My conclussion was that to me as a noob it will take to much to attempt the ecotec swap and be on a budget. I can not weld and am a noob on the wire-harnass teritory (i once installed a radio, that is my experience in that regard)
Therefore I decided to make the best out of a worse situation and I just bought a crappy Fastback 2.8 automatic from 1886 that runs... so now I have two Fiero's
My goal is now to use both and make a 2.8 Notchback and sell/give away the leftovers to help other fiero's to stay on the road. I no will need to figure out what to do with it.
The notch is a manual (4 speed) 4 cyl from 1984 and the Fastback is a 2.8 automatic. Since I have both options I would prefer to have a manual (if possible a 5 speed) V6.
To me that leaves three options with both challenges in their own right, I would really apreciate your imput.
OPTION ONE: Just Swap the 2.8 into the 84 Notch This feels like taking a shortcut and way to easy, can those brakes handle the V6,does the car need another radiator,engine wireharnass and computer is that easy to swap out and what else would I need, Also can the clutch and paddlebox handle the V6 and do I need another flywheel for the V6? And then there is the registration, In Holland it would require a re-registration of the car since it is registered as a 4 cyl and now is a V6.
OPTION TWO(.one) : Just Swap tNotch body onto the V6 This sounds like the way to go, Just take care with removing the bodypanels, use the wireharnas from the Notch to make the rearlights work properly and swap all panels onto that car. However, If I want a manual gearbox, what would I need from the Notchback to make it work? clutch-assembly,gearbox (or even better a 5-speed) will all these parts bolt on to the 86 chassis?

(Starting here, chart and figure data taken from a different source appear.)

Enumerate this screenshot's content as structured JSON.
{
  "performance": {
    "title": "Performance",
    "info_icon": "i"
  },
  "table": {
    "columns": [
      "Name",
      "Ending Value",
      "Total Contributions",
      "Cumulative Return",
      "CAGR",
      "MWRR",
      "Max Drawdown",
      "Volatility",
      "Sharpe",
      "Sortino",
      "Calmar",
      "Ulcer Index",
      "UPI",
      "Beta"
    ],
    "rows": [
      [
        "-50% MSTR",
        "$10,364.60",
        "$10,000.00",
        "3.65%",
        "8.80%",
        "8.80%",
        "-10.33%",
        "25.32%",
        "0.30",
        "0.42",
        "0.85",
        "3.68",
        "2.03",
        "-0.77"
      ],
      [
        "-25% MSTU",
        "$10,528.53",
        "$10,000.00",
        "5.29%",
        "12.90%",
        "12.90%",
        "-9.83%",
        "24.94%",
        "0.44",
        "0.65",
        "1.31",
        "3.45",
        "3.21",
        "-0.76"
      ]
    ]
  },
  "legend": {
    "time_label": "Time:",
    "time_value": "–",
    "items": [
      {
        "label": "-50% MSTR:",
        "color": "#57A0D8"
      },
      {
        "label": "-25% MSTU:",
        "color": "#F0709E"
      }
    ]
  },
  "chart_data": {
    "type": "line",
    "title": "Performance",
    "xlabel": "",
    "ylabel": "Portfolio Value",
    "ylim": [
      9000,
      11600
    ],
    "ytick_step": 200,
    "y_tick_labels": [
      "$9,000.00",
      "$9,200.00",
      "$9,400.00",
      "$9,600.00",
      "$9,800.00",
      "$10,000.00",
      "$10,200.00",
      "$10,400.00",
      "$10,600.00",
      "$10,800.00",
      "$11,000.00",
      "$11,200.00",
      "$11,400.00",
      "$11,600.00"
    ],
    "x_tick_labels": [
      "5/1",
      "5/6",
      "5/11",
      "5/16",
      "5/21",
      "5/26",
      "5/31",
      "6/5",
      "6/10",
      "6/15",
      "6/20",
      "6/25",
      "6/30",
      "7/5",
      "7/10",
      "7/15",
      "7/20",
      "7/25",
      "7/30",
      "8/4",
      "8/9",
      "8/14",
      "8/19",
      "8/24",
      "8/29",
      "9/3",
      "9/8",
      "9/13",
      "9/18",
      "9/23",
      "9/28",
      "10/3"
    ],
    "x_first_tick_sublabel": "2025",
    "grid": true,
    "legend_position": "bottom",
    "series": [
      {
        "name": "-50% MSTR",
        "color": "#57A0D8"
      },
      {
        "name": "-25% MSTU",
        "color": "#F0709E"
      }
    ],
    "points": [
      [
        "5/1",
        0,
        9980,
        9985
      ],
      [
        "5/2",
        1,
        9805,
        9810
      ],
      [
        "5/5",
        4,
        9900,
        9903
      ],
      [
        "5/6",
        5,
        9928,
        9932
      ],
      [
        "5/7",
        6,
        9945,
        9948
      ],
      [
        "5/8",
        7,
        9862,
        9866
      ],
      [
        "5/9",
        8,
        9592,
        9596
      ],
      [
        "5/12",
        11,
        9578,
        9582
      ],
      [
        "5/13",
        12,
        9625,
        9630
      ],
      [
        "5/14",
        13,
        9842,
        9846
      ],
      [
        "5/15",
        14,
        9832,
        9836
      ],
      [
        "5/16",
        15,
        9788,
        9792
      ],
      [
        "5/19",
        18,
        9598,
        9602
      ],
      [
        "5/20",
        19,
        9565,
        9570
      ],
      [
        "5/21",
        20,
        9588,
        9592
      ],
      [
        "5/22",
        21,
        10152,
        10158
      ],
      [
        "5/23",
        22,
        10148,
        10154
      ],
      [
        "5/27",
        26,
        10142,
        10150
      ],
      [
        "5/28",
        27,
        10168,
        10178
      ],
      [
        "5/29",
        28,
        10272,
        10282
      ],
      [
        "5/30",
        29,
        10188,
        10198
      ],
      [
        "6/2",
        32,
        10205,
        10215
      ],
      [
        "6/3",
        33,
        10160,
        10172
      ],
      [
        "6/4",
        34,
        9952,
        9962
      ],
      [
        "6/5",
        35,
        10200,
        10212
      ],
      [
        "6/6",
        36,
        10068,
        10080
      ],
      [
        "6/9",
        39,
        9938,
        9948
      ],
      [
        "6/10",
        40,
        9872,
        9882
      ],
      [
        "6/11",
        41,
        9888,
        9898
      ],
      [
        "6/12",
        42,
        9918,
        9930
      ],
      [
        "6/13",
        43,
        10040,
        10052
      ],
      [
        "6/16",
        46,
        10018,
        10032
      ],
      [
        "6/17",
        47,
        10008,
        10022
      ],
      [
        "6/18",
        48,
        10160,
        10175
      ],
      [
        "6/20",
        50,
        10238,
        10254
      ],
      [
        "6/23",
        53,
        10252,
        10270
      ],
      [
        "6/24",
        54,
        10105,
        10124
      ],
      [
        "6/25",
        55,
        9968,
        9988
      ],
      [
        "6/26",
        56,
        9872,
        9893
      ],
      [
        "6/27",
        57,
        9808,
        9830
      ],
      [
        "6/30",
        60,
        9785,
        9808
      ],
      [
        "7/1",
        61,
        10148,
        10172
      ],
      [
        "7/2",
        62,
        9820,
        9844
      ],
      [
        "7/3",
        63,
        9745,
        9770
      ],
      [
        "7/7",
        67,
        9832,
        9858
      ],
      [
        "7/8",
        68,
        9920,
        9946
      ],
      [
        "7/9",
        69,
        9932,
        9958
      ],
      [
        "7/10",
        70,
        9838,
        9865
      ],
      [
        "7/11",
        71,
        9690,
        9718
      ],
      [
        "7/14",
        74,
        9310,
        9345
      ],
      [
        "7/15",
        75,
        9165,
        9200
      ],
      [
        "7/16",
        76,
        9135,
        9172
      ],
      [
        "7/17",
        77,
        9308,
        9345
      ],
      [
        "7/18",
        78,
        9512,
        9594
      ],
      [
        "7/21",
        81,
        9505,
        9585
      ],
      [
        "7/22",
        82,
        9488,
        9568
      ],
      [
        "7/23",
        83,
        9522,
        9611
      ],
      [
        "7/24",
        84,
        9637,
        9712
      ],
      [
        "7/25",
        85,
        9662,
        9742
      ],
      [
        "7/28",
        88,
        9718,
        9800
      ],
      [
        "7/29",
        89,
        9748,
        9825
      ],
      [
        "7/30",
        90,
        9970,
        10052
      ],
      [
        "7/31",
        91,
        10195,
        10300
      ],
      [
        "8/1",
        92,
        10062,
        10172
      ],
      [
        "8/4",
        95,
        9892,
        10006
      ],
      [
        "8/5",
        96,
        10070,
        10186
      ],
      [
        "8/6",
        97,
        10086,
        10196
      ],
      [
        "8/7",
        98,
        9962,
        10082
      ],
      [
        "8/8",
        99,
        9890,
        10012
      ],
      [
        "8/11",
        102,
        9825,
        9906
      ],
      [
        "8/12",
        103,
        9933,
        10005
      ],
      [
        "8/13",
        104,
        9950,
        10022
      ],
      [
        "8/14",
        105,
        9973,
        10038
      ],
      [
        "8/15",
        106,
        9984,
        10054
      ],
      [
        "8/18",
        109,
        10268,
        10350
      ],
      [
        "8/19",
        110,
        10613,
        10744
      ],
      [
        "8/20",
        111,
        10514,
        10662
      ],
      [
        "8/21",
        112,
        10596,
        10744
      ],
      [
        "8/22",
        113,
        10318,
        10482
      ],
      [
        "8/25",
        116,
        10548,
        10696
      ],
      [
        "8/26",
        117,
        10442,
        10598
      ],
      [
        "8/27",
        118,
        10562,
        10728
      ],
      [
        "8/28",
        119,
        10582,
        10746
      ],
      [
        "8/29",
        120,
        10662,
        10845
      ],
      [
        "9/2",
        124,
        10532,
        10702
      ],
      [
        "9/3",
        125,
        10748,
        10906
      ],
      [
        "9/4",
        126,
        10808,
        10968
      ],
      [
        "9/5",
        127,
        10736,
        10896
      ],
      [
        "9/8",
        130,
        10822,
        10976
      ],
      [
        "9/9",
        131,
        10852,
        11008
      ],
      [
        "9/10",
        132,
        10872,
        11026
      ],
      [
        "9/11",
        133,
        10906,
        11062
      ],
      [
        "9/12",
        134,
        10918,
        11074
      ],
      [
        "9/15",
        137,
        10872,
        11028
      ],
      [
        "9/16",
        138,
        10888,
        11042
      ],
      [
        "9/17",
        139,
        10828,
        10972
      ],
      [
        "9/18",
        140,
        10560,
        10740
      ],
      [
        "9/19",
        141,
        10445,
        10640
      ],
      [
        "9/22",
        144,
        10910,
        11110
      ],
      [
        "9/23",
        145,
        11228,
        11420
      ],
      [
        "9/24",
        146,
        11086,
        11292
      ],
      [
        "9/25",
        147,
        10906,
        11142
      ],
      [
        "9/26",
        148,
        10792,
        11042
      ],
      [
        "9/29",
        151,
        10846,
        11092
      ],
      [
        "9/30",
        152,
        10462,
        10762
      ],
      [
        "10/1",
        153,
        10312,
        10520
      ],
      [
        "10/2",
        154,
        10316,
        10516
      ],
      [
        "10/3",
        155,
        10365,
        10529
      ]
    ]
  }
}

OPTION TWO.(.two): Just Swap the body and leave it a automatic for now sounds like a fast and cheap solution but if possible I want manual, so it is going to happen someday anyways, but might it save some time and money now or is it more of a waste since everything is there now anyways? Weird question.. what about a sixspeed? are there any that will bolt straight on to the V6? it will be a "daily driver" in the Dutch-citybloke-kinda-way.. meaning it will come out to play whenever I need to do anything that is to far to bike and might have to endure some traficjams but will be mostly used for highway's and hollidays. it needs to be reliable and I am not a racy-driver.. I just want to enjoy the car as much as possible.
Thanks again for reading this and I look forward to your help once more.
[This message has been edited by Erwin03 (edited 04-03-2017).]